Table 2 shows the quality of the scaffold assemblies produced by different tools. In all datasets, the assembly produced by CAMSA was either the best or very close to the best in each of the metrics. We remark that in some cases CAMSA (+GM) takes advantage of the reconciled assemblies and demonstrates better results than CAMSA. In other cases, however, having the reconciled assemblies turns out to be disadvantageous due to the elevated presence of misassemblies in them. This emphasizes the fact that assembly reconciliation/merging is sensitive to the quality of input assemblies and should be interpreted with caution. The comparative report in CAMSA can greatly help in identification of conflicting assembly points (indicating potential misassemblies), enabling their targeted analysis.
5. Discussion
CAMSA addresses the current deficiency of tools for automated comparison and analysis of multiple assemblies of the same set scaffolds. Since there exist numerous methods and techniques for scaffold assembly, identifying similarities and dissimilarities across assemblies produced by different methods is beneficial both for the developers of scaffold assembly algorithms and for the researchers focused on improving draft assemblies of specific organisms.
We remark that CAMSA expects as an input a list of assembly points, which differs from the output produced by some conventional scaffolding tools. This inspired us to develop a set of utility scripts that automate the input/output conversion process for CAMSA (e.g., from/to formats like FASTA, AGPv2, or GRIMM), and include them in the CAMSA distribution.
We further plan to enrich the graph-based analysis in CAMSA with various pattern matching techniques, enabling a better classification of assembly conflicts based on their origin (e.g., conflicting scaffold orders, wrong orientation of scaffolds, or different resolution of assemblies). We also plan on adding a reference mode, so that classification of assembly points in the input assemblies can be done with respect to a known reference genome, rather than just with respect to each other.
We also remark that CAMSA is currently utilized in the study of Anopheles mosquito genomes [33], where multiple research laboratories (including ours) work on improving the existing assemblies for a set of mosquito species.
Footnotes
*The work is supported by the National Science Foundation under the grant No. IIS-1462107.

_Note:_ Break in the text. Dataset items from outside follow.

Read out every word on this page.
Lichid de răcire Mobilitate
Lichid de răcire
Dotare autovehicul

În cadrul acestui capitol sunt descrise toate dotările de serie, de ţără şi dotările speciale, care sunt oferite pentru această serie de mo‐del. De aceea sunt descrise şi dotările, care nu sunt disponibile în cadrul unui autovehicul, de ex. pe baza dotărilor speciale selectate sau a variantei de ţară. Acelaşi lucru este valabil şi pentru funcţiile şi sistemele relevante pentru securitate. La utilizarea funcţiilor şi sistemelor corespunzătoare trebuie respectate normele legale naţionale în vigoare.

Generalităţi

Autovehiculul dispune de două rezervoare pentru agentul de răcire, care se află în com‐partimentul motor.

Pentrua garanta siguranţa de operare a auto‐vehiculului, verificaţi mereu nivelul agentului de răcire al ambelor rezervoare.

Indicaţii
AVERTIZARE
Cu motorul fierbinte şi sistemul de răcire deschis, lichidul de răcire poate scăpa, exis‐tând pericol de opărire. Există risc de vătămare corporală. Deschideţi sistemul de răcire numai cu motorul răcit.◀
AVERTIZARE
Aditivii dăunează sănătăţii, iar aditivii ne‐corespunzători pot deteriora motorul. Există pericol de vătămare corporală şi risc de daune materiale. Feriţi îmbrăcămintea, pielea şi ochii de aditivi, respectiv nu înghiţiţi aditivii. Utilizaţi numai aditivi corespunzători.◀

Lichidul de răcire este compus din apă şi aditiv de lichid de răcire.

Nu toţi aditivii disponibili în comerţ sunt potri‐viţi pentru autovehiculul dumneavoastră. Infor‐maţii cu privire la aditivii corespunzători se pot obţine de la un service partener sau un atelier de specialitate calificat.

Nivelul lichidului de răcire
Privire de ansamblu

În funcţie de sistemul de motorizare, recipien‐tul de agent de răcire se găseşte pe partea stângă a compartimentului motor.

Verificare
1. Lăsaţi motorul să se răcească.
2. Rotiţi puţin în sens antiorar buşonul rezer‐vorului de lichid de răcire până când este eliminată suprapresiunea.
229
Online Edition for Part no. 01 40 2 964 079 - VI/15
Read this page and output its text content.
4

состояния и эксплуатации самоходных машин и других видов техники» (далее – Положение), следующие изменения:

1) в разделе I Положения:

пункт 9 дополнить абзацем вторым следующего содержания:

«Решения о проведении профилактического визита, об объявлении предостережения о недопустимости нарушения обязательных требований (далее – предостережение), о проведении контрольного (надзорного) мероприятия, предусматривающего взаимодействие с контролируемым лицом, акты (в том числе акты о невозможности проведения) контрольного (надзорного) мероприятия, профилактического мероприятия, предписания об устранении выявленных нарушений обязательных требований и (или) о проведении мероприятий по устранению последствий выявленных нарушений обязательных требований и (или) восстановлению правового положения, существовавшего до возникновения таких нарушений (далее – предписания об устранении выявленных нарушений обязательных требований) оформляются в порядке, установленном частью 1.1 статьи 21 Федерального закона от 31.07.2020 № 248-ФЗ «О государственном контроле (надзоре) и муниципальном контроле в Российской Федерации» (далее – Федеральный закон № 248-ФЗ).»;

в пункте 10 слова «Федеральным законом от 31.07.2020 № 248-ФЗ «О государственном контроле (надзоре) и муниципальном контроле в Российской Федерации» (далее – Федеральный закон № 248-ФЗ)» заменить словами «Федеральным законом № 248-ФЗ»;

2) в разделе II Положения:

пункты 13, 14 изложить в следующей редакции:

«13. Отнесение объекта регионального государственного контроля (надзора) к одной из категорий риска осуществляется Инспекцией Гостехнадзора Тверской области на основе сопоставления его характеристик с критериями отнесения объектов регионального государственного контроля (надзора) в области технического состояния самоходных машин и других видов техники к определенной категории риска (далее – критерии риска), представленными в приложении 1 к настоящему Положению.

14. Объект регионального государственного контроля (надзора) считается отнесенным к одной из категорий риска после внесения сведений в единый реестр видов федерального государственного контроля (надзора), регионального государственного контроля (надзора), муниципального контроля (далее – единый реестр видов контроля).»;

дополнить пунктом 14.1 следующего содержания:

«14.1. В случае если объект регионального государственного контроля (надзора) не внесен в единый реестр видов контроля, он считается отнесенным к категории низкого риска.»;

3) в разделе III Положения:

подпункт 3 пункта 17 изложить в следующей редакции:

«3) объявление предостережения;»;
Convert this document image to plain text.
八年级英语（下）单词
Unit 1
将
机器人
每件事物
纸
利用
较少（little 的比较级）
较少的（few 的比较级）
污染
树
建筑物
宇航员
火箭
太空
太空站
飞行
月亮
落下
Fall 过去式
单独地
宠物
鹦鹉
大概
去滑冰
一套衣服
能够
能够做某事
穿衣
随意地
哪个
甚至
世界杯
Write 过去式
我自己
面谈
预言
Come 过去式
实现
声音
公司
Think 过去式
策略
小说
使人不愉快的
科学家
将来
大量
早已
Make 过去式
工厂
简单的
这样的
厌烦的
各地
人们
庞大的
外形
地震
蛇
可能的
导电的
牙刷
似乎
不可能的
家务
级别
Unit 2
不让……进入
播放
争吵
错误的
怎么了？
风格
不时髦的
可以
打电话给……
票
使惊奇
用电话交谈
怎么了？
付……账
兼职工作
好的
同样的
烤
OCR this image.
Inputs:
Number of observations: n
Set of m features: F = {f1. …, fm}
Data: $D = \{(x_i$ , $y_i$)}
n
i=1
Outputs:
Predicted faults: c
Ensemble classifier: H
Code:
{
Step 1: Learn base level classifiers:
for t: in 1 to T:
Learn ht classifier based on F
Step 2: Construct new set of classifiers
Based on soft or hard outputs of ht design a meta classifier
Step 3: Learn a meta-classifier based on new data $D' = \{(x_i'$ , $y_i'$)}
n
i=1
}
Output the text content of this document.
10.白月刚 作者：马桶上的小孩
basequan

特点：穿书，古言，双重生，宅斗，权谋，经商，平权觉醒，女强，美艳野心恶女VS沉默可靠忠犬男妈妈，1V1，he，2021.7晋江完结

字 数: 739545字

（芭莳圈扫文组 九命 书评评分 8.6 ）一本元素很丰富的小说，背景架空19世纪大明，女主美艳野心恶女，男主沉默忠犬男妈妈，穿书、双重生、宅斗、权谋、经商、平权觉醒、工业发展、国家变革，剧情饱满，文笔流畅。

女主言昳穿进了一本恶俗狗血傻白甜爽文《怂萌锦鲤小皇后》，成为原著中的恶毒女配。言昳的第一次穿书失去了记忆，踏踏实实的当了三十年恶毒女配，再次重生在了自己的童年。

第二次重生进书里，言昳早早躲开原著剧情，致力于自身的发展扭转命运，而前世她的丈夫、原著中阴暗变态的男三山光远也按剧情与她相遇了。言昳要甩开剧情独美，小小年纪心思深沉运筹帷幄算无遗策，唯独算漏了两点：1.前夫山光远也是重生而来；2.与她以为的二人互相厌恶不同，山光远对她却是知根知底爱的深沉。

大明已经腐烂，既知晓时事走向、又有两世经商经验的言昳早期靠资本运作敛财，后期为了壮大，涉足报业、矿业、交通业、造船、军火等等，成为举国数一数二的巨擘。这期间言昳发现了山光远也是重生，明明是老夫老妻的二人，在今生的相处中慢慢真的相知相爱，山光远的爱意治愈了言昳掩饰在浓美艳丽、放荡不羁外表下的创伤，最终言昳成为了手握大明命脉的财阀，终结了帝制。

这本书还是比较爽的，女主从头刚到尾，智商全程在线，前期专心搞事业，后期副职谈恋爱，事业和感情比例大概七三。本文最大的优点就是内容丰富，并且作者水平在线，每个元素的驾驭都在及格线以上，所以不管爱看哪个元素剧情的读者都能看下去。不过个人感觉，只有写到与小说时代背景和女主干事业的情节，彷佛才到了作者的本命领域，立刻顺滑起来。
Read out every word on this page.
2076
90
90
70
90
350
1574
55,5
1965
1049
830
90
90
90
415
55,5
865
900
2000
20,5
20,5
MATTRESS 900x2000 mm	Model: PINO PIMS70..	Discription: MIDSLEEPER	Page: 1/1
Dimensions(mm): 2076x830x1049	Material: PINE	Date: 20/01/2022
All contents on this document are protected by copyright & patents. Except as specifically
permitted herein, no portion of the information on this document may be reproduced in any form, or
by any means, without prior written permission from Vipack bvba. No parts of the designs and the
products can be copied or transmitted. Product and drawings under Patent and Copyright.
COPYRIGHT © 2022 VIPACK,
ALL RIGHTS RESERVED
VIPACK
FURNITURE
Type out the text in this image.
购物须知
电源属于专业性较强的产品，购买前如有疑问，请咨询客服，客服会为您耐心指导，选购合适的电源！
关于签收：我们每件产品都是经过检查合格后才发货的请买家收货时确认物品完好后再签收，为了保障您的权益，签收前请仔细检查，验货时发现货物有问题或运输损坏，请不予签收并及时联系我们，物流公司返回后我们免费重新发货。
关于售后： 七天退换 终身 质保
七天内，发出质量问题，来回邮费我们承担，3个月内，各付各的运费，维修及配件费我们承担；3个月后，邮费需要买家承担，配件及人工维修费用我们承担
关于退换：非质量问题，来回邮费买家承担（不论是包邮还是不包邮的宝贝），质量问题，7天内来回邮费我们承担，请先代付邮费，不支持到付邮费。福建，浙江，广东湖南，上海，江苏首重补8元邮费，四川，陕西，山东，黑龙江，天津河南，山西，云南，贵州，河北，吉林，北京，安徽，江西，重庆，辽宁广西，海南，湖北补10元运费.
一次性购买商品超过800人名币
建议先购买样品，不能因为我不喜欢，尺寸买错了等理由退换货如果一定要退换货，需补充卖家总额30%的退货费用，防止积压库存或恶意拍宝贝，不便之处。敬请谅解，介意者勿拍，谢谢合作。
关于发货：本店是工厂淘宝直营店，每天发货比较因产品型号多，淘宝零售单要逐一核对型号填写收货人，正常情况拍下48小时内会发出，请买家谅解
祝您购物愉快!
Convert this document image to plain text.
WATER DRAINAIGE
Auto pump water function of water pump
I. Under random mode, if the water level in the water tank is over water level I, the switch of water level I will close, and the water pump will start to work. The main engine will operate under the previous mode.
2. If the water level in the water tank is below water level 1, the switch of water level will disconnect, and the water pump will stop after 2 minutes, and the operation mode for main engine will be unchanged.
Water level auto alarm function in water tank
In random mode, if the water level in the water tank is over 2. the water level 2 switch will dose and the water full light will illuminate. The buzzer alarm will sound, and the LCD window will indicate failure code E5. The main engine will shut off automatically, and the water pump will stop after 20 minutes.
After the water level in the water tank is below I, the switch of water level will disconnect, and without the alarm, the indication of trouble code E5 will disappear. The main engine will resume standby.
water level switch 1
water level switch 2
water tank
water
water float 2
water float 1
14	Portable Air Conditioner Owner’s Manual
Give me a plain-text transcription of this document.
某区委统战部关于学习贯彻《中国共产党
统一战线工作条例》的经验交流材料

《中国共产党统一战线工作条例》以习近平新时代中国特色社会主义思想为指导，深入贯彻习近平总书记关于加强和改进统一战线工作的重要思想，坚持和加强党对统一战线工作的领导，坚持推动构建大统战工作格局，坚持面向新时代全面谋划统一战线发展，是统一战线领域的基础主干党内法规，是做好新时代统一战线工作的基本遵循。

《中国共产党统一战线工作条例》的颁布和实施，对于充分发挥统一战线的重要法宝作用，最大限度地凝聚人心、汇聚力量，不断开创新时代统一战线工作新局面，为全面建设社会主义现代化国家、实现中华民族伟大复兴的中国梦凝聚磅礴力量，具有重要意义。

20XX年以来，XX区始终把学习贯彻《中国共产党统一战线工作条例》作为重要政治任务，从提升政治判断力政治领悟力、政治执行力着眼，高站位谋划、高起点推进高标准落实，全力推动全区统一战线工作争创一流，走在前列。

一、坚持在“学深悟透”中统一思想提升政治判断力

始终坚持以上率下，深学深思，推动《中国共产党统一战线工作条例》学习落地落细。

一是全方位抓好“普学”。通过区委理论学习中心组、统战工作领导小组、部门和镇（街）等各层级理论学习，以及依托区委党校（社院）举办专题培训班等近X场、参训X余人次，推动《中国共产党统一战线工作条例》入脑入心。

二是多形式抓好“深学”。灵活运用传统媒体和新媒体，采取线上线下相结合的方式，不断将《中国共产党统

1 We remark that contigs can be viewed as scaffolds with no gaps. So, under scaffolds we understand both contigs and scaffolds.
2 The blossom algorithm computes a maximal weighted matching in a graph in O(V3) time, where V is the number of vertices.
3 We also considered GARM [30], but were unable to run it on any GAGE dataset, facing issues similar to those reported in [46].
4 We remark that conversion, for example, from NCBI AGPv2 format (rather than FASTA) would be much faster.